Der Brief des iranischen Präsidenten Ahmadinedschad wird nicht veröffentlicht

Keine Antwort von Merkel

Die deutsche Bundesregierung will den zehnseitigen Brief des iranischen Präsidenten Ahmadinedschad an Bundeskanzlerin Angela Merkel offenbar nicht veröffentlichen. Die Öffentlichkeit wurde am Donnerstag von Regierungssprecher Ulrich Wilhelm lediglich mit knappsten Informationen und Wertungen über den Brief abgespeist, nachdem dieser übersetzt, analysiert und "intensiv ausgewertet" worden sei. In dem Brief habe Ahmadinedschad ein großes Interesse bekundet, mit der Bundesrepublik zusammenzuarbeiten, hieß es dürr.
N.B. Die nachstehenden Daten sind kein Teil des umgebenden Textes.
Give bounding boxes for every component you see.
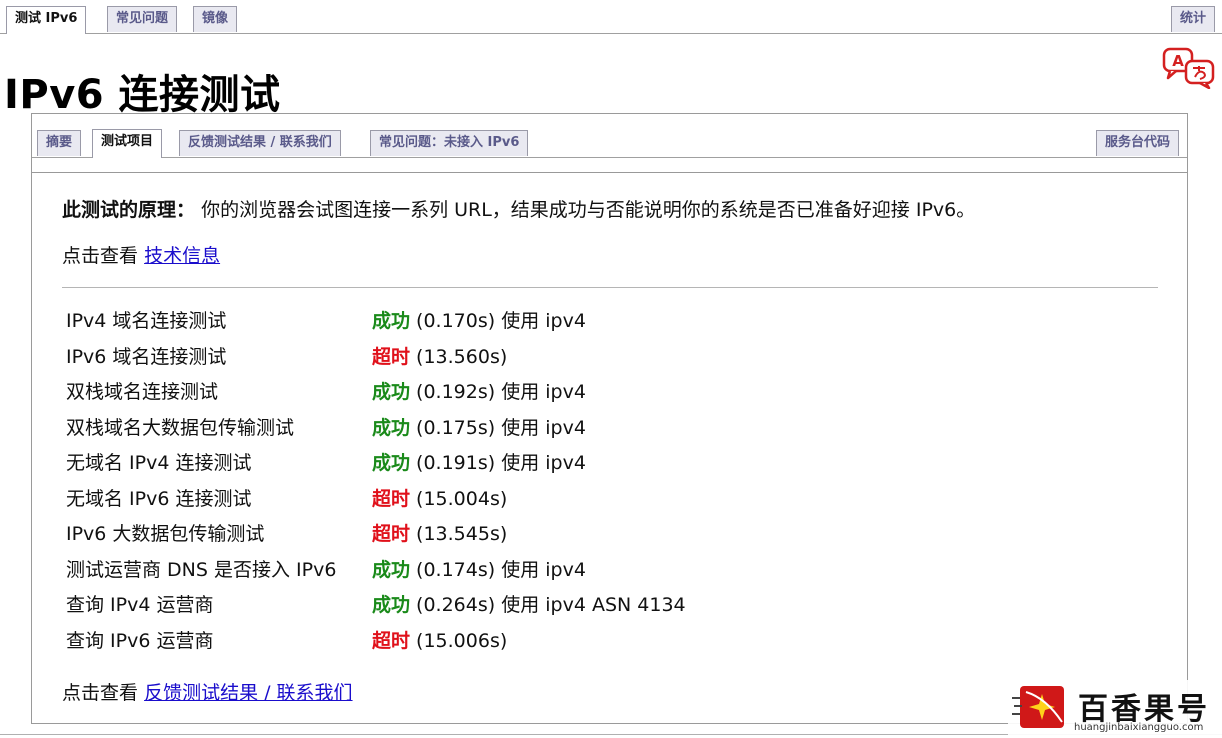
result-row: 双栈域名连接测试 成功 (0.192s) 使用 ipv4: [66, 373, 686, 409]
result-row: 无域名 IPv6 连接测试 超时 (15.004s): [66, 480, 686, 516]
result-test-name: 双栈域名连接测试: [66, 381, 219, 404]
principle-body: 你的浏览器会试图连接一系列 URL，结果成功与否能说明你的系统是否已准备好迎接 …: [201, 199, 976, 221]
result-detail: (0.264s) 使用 ipv4 ASN 4134: [410, 594, 686, 617]
result-test-name: 测试运营商 DNS 是否接入 IPv6: [66, 558, 337, 581]
result-status: 超时: [372, 345, 411, 368]
tab-helpdesk-code[interactable]: 服务台代码: [1095, 130, 1179, 156]
divider: [62, 287, 1158, 288]
tab-feedback[interactable]: 反馈测试结果 / 联系我们: [179, 130, 341, 156]
result-outcome: 超时 (15.006s): [372, 622, 686, 658]
result-status: 成功: [372, 416, 411, 439]
result-row: IPv6 大数据包传输测试 超时 (13.545s): [66, 515, 686, 551]
principle-label: 此测试的原理：: [62, 199, 196, 221]
result-outcome: 成功 (0.191s) 使用 ipv4: [372, 444, 686, 480]
watermark: 百香果号 huangjinbaixiangguo.com: [1008, 680, 1222, 738]
result-test-name: 查询 IPv6 运营商: [66, 629, 214, 652]
result-detail: (13.545s): [410, 523, 508, 546]
result-outcome: 超时 (15.004s): [372, 480, 686, 516]
result-detail: (0.191s) 使用 ipv4: [410, 452, 586, 475]
feedback-line: 点击查看 反馈测试结果 / 联系我们: [62, 679, 353, 707]
svg-text:A: A: [1172, 52, 1184, 70]
result-status: 成功: [372, 452, 411, 475]
tech-info-link[interactable]: 技术信息: [144, 245, 220, 267]
tab-mirror[interactable]: 镜像: [193, 6, 238, 32]
result-detail: (0.170s) 使用 ipv4: [410, 310, 586, 333]
result-detail: (15.004s): [410, 487, 508, 510]
result-outcome: 超时 (13.545s): [372, 515, 686, 551]
result-test-name: IPv6 大数据包传输测试: [66, 523, 265, 546]
result-outcome: 成功 (0.264s) 使用 ipv4 ASN 4134: [372, 586, 686, 622]
principle-text: 此测试的原理： 你的浏览器会试图连接一系列 URL，结果成功与否能说明你的系统是…: [62, 196, 1162, 224]
result-outcome: 成功 (0.175s) 使用 ipv4: [372, 409, 686, 445]
result-test-name: 双栈域名大数据包传输测试: [66, 416, 295, 439]
result-status: 成功: [372, 594, 411, 617]
result-test-name: 无域名 IPv6 连接测试: [66, 487, 252, 510]
result-detail: (0.192s) 使用 ipv4: [410, 381, 586, 404]
star-logo-icon: [1012, 686, 1064, 728]
result-status: 成功: [372, 558, 411, 581]
test-content: 此测试的原理： 你的浏览器会试图连接一系列 URL，结果成功与否能说明你的系统是…: [62, 196, 1162, 657]
result-outcome: 成功 (0.192s) 使用 ipv4: [372, 373, 686, 409]
tab-faq[interactable]: 常见问题: [107, 6, 178, 32]
tab-test-ipv6[interactable]: 测试 IPv6: [6, 6, 87, 34]
feedback-link[interactable]: 反馈测试结果 / 联系我们: [144, 682, 352, 704]
result-detail: (13.560s): [410, 345, 508, 368]
result-row: 无域名 IPv4 连接测试 成功 (0.191s) 使用 ipv4: [66, 444, 686, 480]
watermark-url: huangjinbaixiangguo.com: [1074, 722, 1204, 733]
translate-icon[interactable]: A: [1162, 47, 1216, 89]
result-status: 超时: [372, 629, 411, 652]
top-tab-bar: 测试 IPv6 常见问题 镜像 统计: [0, 0, 1222, 34]
result-row: 测试运营商 DNS 是否接入 IPv6 成功 (0.174s) 使用 ipv4: [66, 551, 686, 587]
result-row: IPv4 域名连接测试 成功 (0.170s) 使用 ipv4: [66, 302, 686, 338]
result-status: 成功: [372, 381, 411, 404]
test-panel: 摘要 测试项目 反馈测试结果 / 联系我们 常见问题：未接入 IPv6 服务台代…: [31, 113, 1188, 724]
result-row: IPv6 域名连接测试 超时 (13.560s): [66, 338, 686, 374]
tab-summary[interactable]: 摘要: [37, 130, 82, 156]
page-title: IPv6 连接测试: [4, 72, 281, 118]
result-outcome: 超时 (13.560s): [372, 338, 686, 374]
tab-test-items[interactable]: 测试项目: [92, 129, 163, 158]
divider: [32, 172, 1187, 173]
result-row: 双栈域名大数据包传输测试 成功 (0.175s) 使用 ipv4: [66, 409, 686, 445]
result-status: 成功: [372, 310, 411, 333]
result-detail: (15.006s): [410, 629, 508, 652]
result-detail: (0.174s) 使用 ipv4: [410, 558, 586, 581]
tab-stats[interactable]: 统计: [1170, 6, 1215, 32]
tech-info-prefix: 点击查看: [62, 245, 139, 267]
result-test-name: IPv4 域名连接测试: [66, 310, 227, 333]
results-table: IPv4 域名连接测试 成功 (0.170s) 使用 ipv4 IPv6 域名连接测…: [66, 302, 686, 657]
tech-info-line: 点击查看 技术信息: [62, 242, 1162, 270]
result-outcome: 成功 (0.174s) 使用 ipv4: [372, 551, 686, 587]
result-test-name: 查询 IPv4 运营商: [66, 594, 214, 617]
tab-faq-no-ipv6[interactable]: 常见问题：未接入 IPv6: [370, 130, 529, 156]
result-row: 查询 IPv6 运营商 超时 (15.006s): [66, 622, 686, 658]
sub-tab-bar: 摘要 测试项目 反馈测试结果 / 联系我们 常见问题：未接入 IPv6 服务台代…: [32, 114, 1187, 158]
result-outcome: 成功 (0.170s) 使用 ipv4: [372, 302, 686, 338]
result-test-name: IPv6 域名连接测试: [66, 345, 227, 368]
feedback-prefix: 点击查看: [62, 682, 139, 704]
result-test-name: 无域名 IPv4 连接测试: [66, 452, 252, 475]
result-status: 超时: [372, 523, 411, 546]
result-status: 超时: [372, 487, 411, 510]
result-detail: (0.175s) 使用 ipv4: [410, 416, 586, 439]
result-row: 查询 IPv4 运营商 成功 (0.264s) 使用 ipv4 ASN 4134: [66, 586, 686, 622]
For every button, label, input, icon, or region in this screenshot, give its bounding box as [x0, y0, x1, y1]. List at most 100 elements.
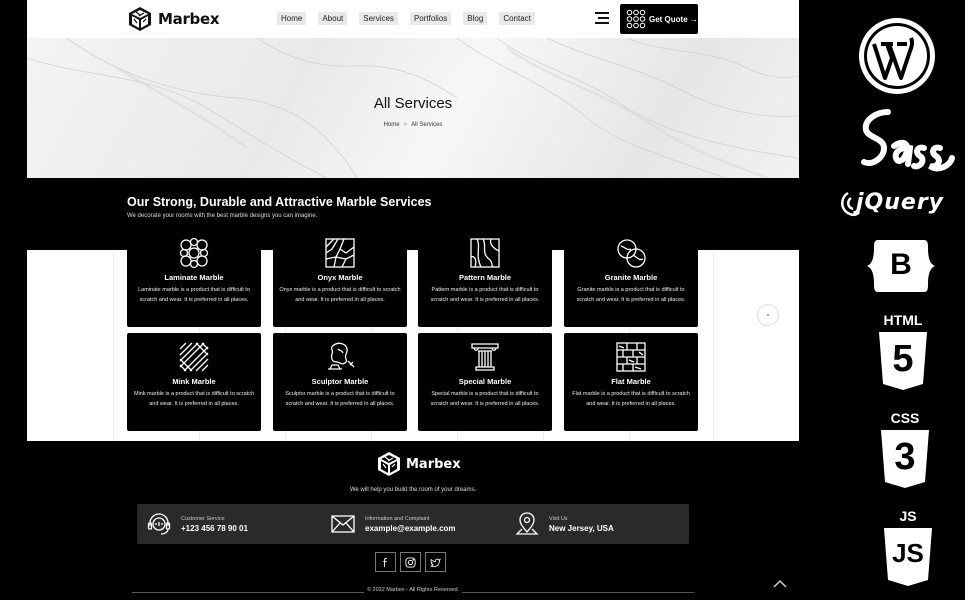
contact-label: Customer Service — [181, 515, 225, 522]
card-description: Special marble is a product that is diff… — [430, 391, 540, 407]
js-label: JS — [899, 508, 917, 524]
jquery-logo: jQuery — [838, 190, 958, 218]
nav-home[interactable]: Home — [277, 12, 307, 25]
css3-label: CSS — [890, 410, 920, 426]
contact-label: Visit Us — [549, 515, 568, 522]
sculptor-marble-icon — [328, 342, 355, 370]
service-card-mink[interactable]: Mink Marble Mink marble is a product tha… — [127, 333, 261, 431]
card-description: Onyx marble is a product that is difficu… — [279, 287, 401, 303]
marble-cube-logo-icon — [129, 7, 151, 31]
page-title: All Services — [373, 95, 453, 112]
website-preview: Marbex Home About Services Portfolios Bl… — [27, 0, 799, 600]
footer-brand-name: Marbex — [406, 456, 461, 472]
nav-about[interactable]: About — [318, 12, 348, 25]
hamburger-menu-icon[interactable] — [595, 12, 609, 24]
wordpress-logo — [857, 16, 937, 96]
page-hero: All Services Home > All Services — [27, 38, 799, 178]
breadcrumb-separator: > — [403, 122, 408, 128]
service-card-granite[interactable]: Granite Marble Granite marble is a produ… — [564, 229, 698, 327]
contact-value: New Jersey, USA — [549, 523, 614, 533]
granite-marble-icon — [617, 239, 646, 268]
contact-value: +123 456 78 90 01 — [181, 523, 248, 533]
js-digit: JS — [892, 538, 924, 568]
html5-digit: 5 — [892, 338, 914, 380]
headset-icon — [147, 513, 171, 535]
card-title: Laminate Marble — [164, 273, 224, 282]
contact-bar: Customer Service +123 456 78 90 01 Infor… — [137, 504, 689, 544]
service-card-flat[interactable]: Flat Marble Flat marble is a product tha… — [564, 333, 698, 431]
footer-logo[interactable]: Marbex — [376, 451, 461, 477]
breadcrumb: Home > All Services — [27, 122, 799, 128]
css3-logo: CSS 3 — [879, 410, 931, 490]
breadcrumb-current: All Services — [411, 122, 443, 128]
service-card-laminate[interactable]: Laminate Marble Laminate marble is a pro… — [127, 229, 261, 327]
breadcrumb-home[interactable]: Home — [384, 122, 400, 128]
nav-blog[interactable]: Blog — [463, 12, 488, 25]
bootstrap-logo: B — [866, 238, 936, 294]
wordpress-icon — [859, 18, 935, 94]
flat-marble-icon — [616, 342, 646, 372]
instagram-icon — [405, 556, 416, 568]
html5-label: HTML — [883, 312, 923, 328]
twitter-link[interactable] — [425, 552, 446, 572]
grid-divider — [713, 250, 714, 441]
card-title: Pattern Marble — [458, 273, 512, 282]
facebook-icon — [383, 557, 387, 567]
dots-grid-icon — [626, 9, 646, 29]
card-description: Flat marble is a product that is difficu… — [572, 391, 690, 407]
contact-label: Information and Complaint — [365, 515, 430, 522]
js-logo: JS JS — [882, 508, 934, 588]
card-title: Special Marble — [458, 377, 512, 386]
brand-logo[interactable]: Marbex — [127, 5, 220, 33]
brand-name: Marbex — [158, 10, 220, 28]
mink-marble-icon — [179, 342, 209, 372]
mail-icon — [331, 515, 355, 533]
card-title: Mink Marble — [172, 377, 216, 386]
pattern-marble-icon — [470, 238, 500, 268]
service-card-sculptor[interactable]: Sculptor Marble Sculptor marble is a pro… — [273, 333, 407, 431]
onyx-marble-icon — [325, 238, 355, 268]
laminate-marble-icon — [179, 237, 209, 269]
sass-logo — [858, 106, 956, 182]
bootstrap-letter: B — [890, 248, 912, 281]
main-menu: Home About Services Portfolios Blog Cont… — [277, 12, 535, 25]
card-title: Sculptor Marble — [311, 377, 369, 386]
css3-digit: 3 — [894, 436, 916, 478]
service-card-special[interactable]: Special Marble Special marble is a produ… — [418, 333, 552, 431]
instagram-link[interactable] — [400, 552, 421, 572]
card-title: Flat Marble — [611, 377, 651, 386]
nav-contact[interactable]: Contact — [499, 12, 535, 25]
services-title: Our Strong, Durable and Attractive Marbl… — [127, 195, 432, 209]
card-title: Onyx Marble — [317, 273, 363, 282]
facebook-link[interactable] — [375, 552, 396, 572]
sass-icon — [861, 109, 955, 172]
chevron-up-icon[interactable] — [773, 579, 787, 589]
nav-services[interactable]: Services — [359, 12, 398, 25]
html5-logo: HTML 5 — [877, 312, 929, 392]
slider-next-button[interactable] — [757, 304, 779, 326]
card-description: Laminate marble is a product that is dif… — [138, 287, 250, 303]
nav-portfolios[interactable]: Portfolios — [409, 12, 452, 25]
service-card-pattern[interactable]: Pattern Marble Pattern marble is a produ… — [418, 229, 552, 327]
contact-information[interactable]: Information and Complaint example@exampl… — [331, 504, 456, 544]
jquery-label: jQuery — [856, 190, 945, 215]
card-description: Mink marble is a product that is difficu… — [133, 391, 255, 407]
social-links — [375, 552, 446, 572]
copyright-text: © 2022 Marbex - All Rights Reserved. — [27, 587, 799, 593]
special-marble-icon — [471, 343, 499, 371]
card-title: Granite Marble — [604, 273, 658, 282]
card-description: Granite marble is a product that is diff… — [576, 287, 686, 303]
twitter-icon — [430, 557, 441, 567]
contact-visit-us[interactable]: Visit Us New Jersey, USA — [515, 504, 614, 544]
contact-value: example@example.com — [365, 523, 456, 533]
card-description: Pattern marble is a product that is diff… — [430, 287, 540, 303]
grid-divider — [113, 250, 114, 441]
map-pin-icon — [515, 512, 539, 535]
get-quote-button[interactable]: Get Quote → — [620, 4, 698, 34]
navbar: Marbex Home About Services Portfolios Bl… — [27, 0, 799, 38]
services-subtitle: We decorate your rooms with the best mar… — [127, 213, 318, 219]
get-quote-label: Get Quote → — [649, 14, 698, 24]
service-card-onyx[interactable]: Onyx Marble Onyx marble is a product tha… — [273, 229, 407, 327]
contact-customer-service[interactable]: Customer Service +123 456 78 90 01 — [147, 504, 248, 544]
card-description: Sculptor marble is a product that is dif… — [285, 391, 395, 407]
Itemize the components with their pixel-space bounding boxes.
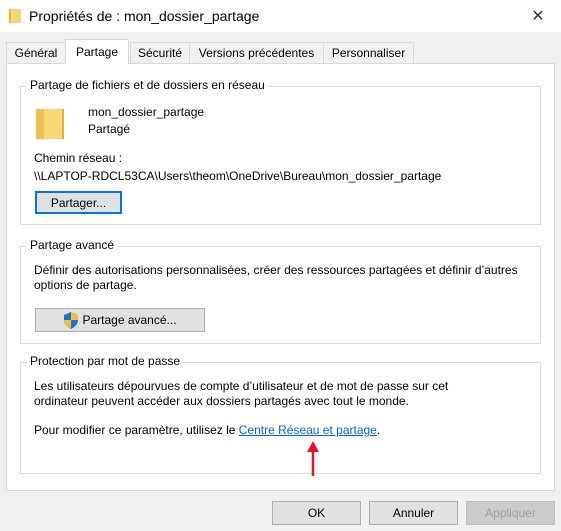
- tab-personnaliser[interactable]: Personnaliser: [323, 42, 414, 63]
- folder-icon: [36, 109, 64, 139]
- network-path-value: \\LAPTOP-RDCL53CA\Users\theom\OneDrive\B…: [34, 169, 442, 183]
- tab-versions-precedentes[interactable]: Versions précédentes: [189, 42, 324, 63]
- password-protection-title: Protection par mot de passe: [27, 354, 184, 368]
- password-description-line2: ordinateur peuvent accéder aux dossiers …: [34, 394, 409, 408]
- advanced-sharing-button[interactable]: Partage avancé...: [35, 308, 205, 332]
- folder-icon: [9, 9, 21, 23]
- folder-name: mon_dossier_partage: [88, 105, 205, 119]
- advanced-sharing-title: Partage avancé: [27, 238, 118, 252]
- tab-general[interactable]: Général: [6, 42, 66, 63]
- red-arrow-icon: [307, 441, 319, 476]
- modify-prefix: Pour modifier ce paramètre, utilisez le: [34, 423, 239, 437]
- window-title: Propriétés de : mon_dossier_partage: [29, 8, 260, 24]
- password-modify-text: Pour modifier ce paramètre, utilisez le …: [34, 423, 380, 437]
- advanced-sharing-button-label: Partage avancé...: [82, 313, 177, 327]
- title-bar: Propriétés de : mon_dossier_partage ✕: [0, 0, 561, 32]
- advanced-sharing-group: Partage avancé Définir des autorisations…: [20, 238, 541, 344]
- network-sharing-title: Partage de fichiers et de dossiers en ré…: [27, 78, 268, 92]
- password-protection-group: Protection par mot de passe Les utilisat…: [20, 354, 541, 476]
- network-sharing-center-link[interactable]: Centre Réseau et partage: [239, 423, 377, 437]
- share-button[interactable]: Partager...: [35, 191, 122, 214]
- tab-partage[interactable]: Partage: [65, 39, 129, 64]
- uac-shield-icon: [64, 311, 79, 329]
- tab-securite[interactable]: Sécurité: [130, 42, 190, 63]
- network-path-label: Chemin réseau :: [34, 151, 123, 165]
- share-status: Partagé: [88, 122, 131, 136]
- advanced-description-line2: options de partage.: [34, 278, 137, 292]
- close-icon: ✕: [531, 8, 545, 25]
- ok-button[interactable]: OK: [272, 501, 361, 525]
- apply-button[interactable]: Appliquer: [466, 501, 555, 525]
- modify-suffix: .: [376, 423, 381, 437]
- network-sharing-group: Partage de fichiers et de dossiers en ré…: [20, 78, 541, 225]
- password-description-line1: Les utilisateurs dépourvues de compte d’…: [34, 379, 449, 393]
- advanced-description-line1: Définir des autorisations personnalisées…: [34, 263, 518, 277]
- close-button[interactable]: ✕: [515, 0, 561, 32]
- cancel-button[interactable]: Annuler: [369, 501, 458, 525]
- tab-panel: Partage de fichiers et de dossiers en ré…: [6, 63, 555, 491]
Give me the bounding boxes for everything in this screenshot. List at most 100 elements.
Und: Der Brief des iranischen Präsidenten Mahmud Ahmadinedschad enthalte viele inakzeptable Aussagen zum Existenzrecht Israels und zum Holocaust. Viel mehr soll man in Deutschland über die Argumenationen des iranischen Präsidenten offenbar nicht erfahren dürfen. Der iranische Präsident soll auch keine Antwort bekommen. Merkel will den Brief nicht beantworten.

Die Öffentlichkeit erfuhr von Regierungssprecher außerdem noch, was in dem Brief offenbar nicht steht: Der am Donnerstag im Kanzleramt eingegangene Brief Ahmadinedschads beinhalte "keinerlei Aussagen zum iranischen Nuklearprogramm", klagte der Regierungssprecher.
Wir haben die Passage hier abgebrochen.